Negotiating leverage comes from understanding the needs, wants, priorities and fears of the other side. If you really take the time to work out what your boss wants to achieve this year, her goals and vision, and her “pain points,” you’ll be in a much better position to negotiate.
Can you help her avoid the loss of key staff? Help hit her financial goals? Mentor others on the team? Support that new marketing initiative? If she values it, and you can help, that’s real leverage.
On the flip side, what negative things could you help her avoid? What’s the consequence for your boss if you left? What would it cost to replace you and train someone else up from scratch?
It’s much cheaper to keep a good employee than to find one. Remember – negotiating is about them, not just you.
2) Be Specific
Let’s face it: “I want a raise” is vague.
Have a clear set of objectives and know your priorities – but don’t just focus on money. What other issues are important? An extra week of vacation, the ability to work from home, or access to that critical but expensive training class, might all be more valuable to you in the long term than a raise.

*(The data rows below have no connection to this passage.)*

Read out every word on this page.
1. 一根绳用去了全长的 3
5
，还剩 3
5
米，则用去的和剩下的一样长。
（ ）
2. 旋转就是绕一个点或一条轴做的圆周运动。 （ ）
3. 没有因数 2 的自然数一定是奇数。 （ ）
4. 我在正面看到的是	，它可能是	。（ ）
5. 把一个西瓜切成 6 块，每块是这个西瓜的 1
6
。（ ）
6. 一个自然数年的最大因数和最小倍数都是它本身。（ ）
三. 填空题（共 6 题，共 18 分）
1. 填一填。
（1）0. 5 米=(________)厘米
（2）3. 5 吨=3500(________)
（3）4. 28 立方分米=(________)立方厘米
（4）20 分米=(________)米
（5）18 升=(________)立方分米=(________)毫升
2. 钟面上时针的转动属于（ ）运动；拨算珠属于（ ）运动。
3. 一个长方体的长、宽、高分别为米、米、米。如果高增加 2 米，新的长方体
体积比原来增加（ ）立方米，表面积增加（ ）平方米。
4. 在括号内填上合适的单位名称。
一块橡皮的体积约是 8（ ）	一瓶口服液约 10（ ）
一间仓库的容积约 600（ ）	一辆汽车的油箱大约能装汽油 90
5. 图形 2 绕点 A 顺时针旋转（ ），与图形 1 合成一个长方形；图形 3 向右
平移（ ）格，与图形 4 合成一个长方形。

For each major issue, write down a specific goal — and be realistic (a company car might make sense, a Ferrari probably doesn’t).

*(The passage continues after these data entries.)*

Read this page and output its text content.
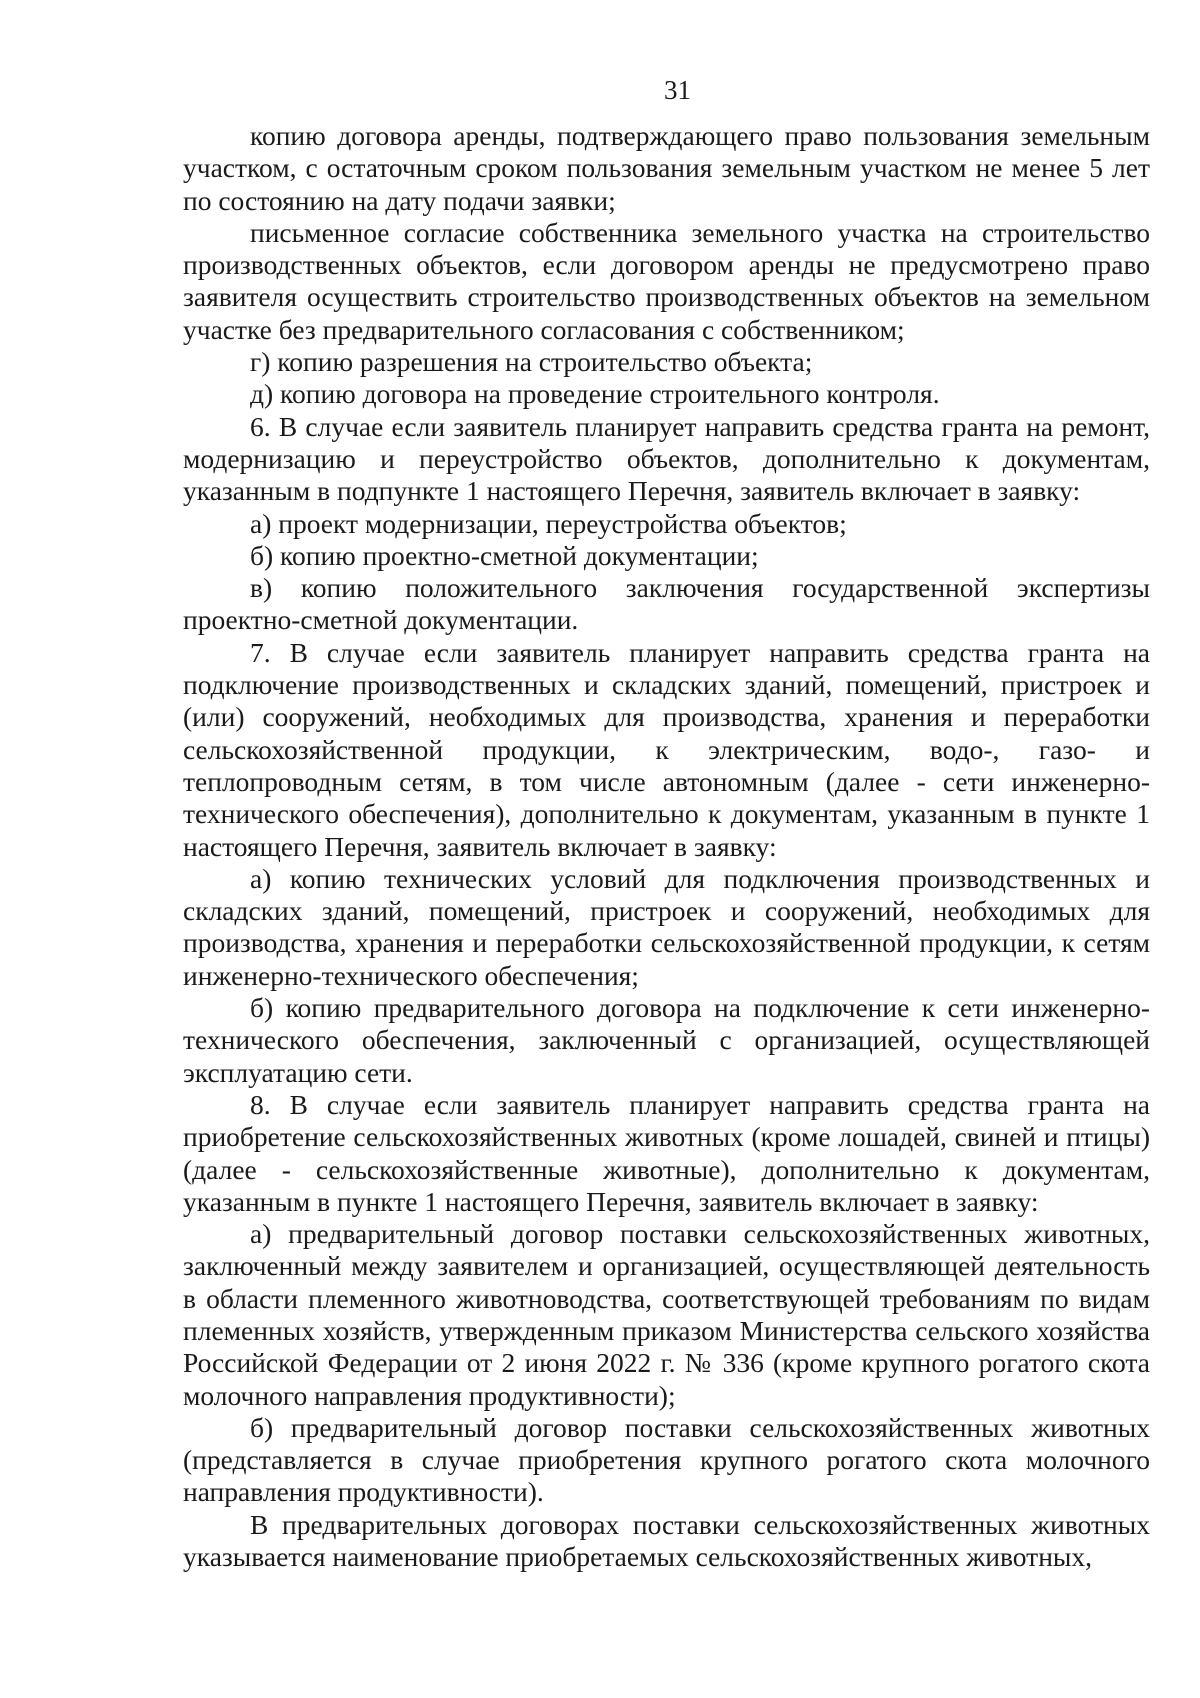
31

копию договора аренды, подтверждающего право пользования земельным участком, с остаточным сроком пользования земельным участком не менее 5 лет по состоянию на дату подачи заявки;

письменное согласие собственника земельного участка на строительство производственных объектов, если договором аренды не предусмотрено право заявителя осуществить строительство производственных объектов на земельном участке без предварительного согласования с собственником;

г) копию разрешения на строительство объекта;

д) копию договора на проведение строительного контроля.

6. В случае если заявитель планирует направить средства гранта на ремонт, модернизацию и переустройство объектов, дополнительно к документам, указанным в подпункте 1 настоящего Перечня, заявитель включает в заявку:

а) проект модернизации, переустройства объектов;

б) копию проектно-сметной документации;

в) копию положительного заключения государственной экспертизы проектно-сметной документации.

7. В случае если заявитель планирует направить средства гранта на подключение производственных и складских зданий, помещений, пристроек и (или) сооружений, необходимых для производства, хранения и переработки сельскохозяйственной продукции, к электрическим, водо-, газо- и теплопроводным сетям, в том числе автономным (далее - сети инженерно-технического обеспечения), дополнительно к документам, указанным в пункте 1 настоящего Перечня, заявитель включает в заявку:

а) копию технических условий для подключения производственных и складских зданий, помещений, пристроек и сооружений, необходимых для производства, хранения и переработки сельскохозяйственной продукции, к сетям инженерно-технического обеспечения;

б) копию предварительного договора на подключение к сети инженерно-технического обеспечения, заключенный с организацией, осуществляющей эксплуатацию сети.

8. В случае если заявитель планирует направить средства гранта на приобретение сельскохозяйственных животных (кроме лошадей, свиней и птицы) (далее - сельскохозяйственные животные), дополнительно к документам, указанным в пункте 1 настоящего Перечня, заявитель включает в заявку:

а) предварительный договор поставки сельскохозяйственных животных, заключенный между заявителем и организацией, осуществляющей деятельность в области племенного животноводства, соответствующей требованиям по видам племенных хозяйств, утвержденным приказом Министерства сельского хозяйства Российской Федерации от 2 июня 2022 г. № 336 (кроме крупного рогатого скота молочного направления продуктивности);

б) предварительный договор поставки сельскохозяйственных животных (представляется в случае приобретения крупного рогатого скота молочного направления продуктивности).

В предварительных договорах поставки сельскохозяйственных животных указывается наименование приобретаемых сельскохозяйственных животных,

If you’re stuck on how far to push, consider the “red face test.” Ask yourself what’s the most rewarding thing you could ask for without blushing. If you can deliver it confidently, and support it with logic, then it’s probably about right.
3) Split the Meeting in Half
Plan the negotiation with your boss in two halves:
- a “Discovery” phase, where you find out your boss’ goals and priorities, and set her expectations (broadly) on the things that are important for you.

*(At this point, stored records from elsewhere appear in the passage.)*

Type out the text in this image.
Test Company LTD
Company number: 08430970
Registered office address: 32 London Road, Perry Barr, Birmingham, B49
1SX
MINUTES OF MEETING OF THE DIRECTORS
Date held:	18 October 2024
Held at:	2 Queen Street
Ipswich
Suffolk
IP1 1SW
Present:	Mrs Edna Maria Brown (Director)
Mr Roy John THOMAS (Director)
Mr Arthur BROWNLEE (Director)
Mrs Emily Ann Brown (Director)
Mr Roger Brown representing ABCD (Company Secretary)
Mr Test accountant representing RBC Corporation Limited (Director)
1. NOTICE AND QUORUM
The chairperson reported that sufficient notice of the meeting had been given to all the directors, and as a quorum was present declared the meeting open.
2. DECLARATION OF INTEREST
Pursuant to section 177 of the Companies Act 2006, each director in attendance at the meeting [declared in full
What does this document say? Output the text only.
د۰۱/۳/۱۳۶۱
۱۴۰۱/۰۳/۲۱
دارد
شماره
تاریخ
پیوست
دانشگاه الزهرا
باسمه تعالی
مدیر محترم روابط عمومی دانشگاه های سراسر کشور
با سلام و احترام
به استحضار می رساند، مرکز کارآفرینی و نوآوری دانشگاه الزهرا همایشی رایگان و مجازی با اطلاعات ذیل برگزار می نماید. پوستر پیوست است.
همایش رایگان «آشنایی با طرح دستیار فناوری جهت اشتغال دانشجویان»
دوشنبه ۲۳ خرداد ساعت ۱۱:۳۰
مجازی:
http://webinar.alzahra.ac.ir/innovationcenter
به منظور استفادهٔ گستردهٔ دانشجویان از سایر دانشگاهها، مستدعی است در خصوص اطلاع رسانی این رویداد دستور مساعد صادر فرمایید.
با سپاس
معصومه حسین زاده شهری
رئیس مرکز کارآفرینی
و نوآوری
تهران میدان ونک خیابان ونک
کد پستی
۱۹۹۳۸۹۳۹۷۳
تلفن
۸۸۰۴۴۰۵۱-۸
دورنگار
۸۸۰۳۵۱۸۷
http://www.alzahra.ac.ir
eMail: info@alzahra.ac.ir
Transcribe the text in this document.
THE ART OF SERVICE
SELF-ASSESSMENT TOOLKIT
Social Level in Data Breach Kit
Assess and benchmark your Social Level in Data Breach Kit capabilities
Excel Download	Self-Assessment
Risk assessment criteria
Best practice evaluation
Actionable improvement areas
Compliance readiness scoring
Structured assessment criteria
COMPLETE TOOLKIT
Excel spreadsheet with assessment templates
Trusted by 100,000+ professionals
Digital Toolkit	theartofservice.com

- a “Proposal” phase where you take that information and make a specific proposal that addresses both sides’ needs.
Playing darts with a blindfold might be fun, but it’s not a great negotiating strategy! Take the time for that Discovery phase.
4) Adopt the SPICE GIRLS Strategy
Baby Spice had it right all along: “Ahh, tell me what you want, what you really, really want!”
Be brave, be optimistic, and act to make that first proposal. By anchoring the negotiation with the first credible proposal, rather than letting them start things off, you’re much more likely to end up with what you want.
Prepare your boss for the proposal. For example, as you wrap up your discovery meeting, say something like:
“Thanks for helping me understand your goals for revenue growth and staff retention. I’d like to come back to you tomorrow with a considered proposal that will help us meet these goals, and move my career towards that Director role I discussed. How does that sound?”
5) Don’t Be Afraid of Dr. NO
Make your proposal, seek a response, and then? Listen.
If your boss says no, be curious — not defensive. Ask which bits she likes, which bits she doesn’t, and why. Then be ready to reshape the deal to address any genuine problems. It helps if you’ve prepared a “Wish List” of nice-to-haves in advance, so you can trade any concessions rather than giving them away.
A Final Thought…
In all my years of running businesses, the staff I valued most were the ones who were prepared to negotiate with me. I wanted to retain those people; they were confident, and they cared about my goals. That meant they were probably doing a better job of negotiating with our clients and suppliers than those who just politely accepted an offer letter that came out of a machine.
Be brave, be optimistic, and negotiate.